Hint: If $\{f_n\}_n$ is a Cauchy sequence then for every $\epsilon >0$ there is $n_0\in \mathbb{N}$ such that $||f_n-f_m||<\epsilon$ when $n,m>n_0$. From this $\sup_{x\in [a,b]}|f_n(x)-f_m(x)|<\epsilon$ and $\sup_{x\in [a,b]}|f'_n(x)-f'_m(x)|<\epsilon$. You can use Ascoli-Arzela theorem for obtain a candidate for $\lim_nf_n$ and $\lim_n f'_n$. If $f=\lim_nf_n$($C^0([a,b])$) try to prove that if $g=\lim_nf'_n$ ($C^0([a,b]))$, so $g=f'$.

Answer 2

Hint.

Denote by $\Vert f \Vert =\displaystyle\sup_{a\leq x\leq b}{|f(x)|}$ and suppose that $(f_n)$ is a Cauchy sequence of $C^{1}([a,b];\mathbb{R})$.

Then $(f^\prime_n)$ is a Cauchy sequence for the norm $\Vert \cdot \Vert$ hence converges to a continuous function $g$ as $C^0([a,b];\mathbb{R})$ is a Banach space.
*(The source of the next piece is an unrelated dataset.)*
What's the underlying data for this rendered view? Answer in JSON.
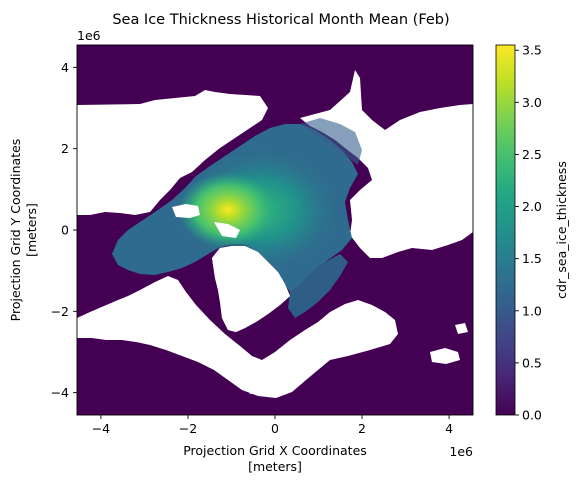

Also $(f_n)$ converges to a continuous function $f$.

Then, you can use a theorem that states that if a sequence of differentiable functions $(f_n)$ is such that the sequence of derivatives converge uniformly and $(f_n(a))$ converges for at least one point, $(f_n)$ converges uniformly to a differentiable function.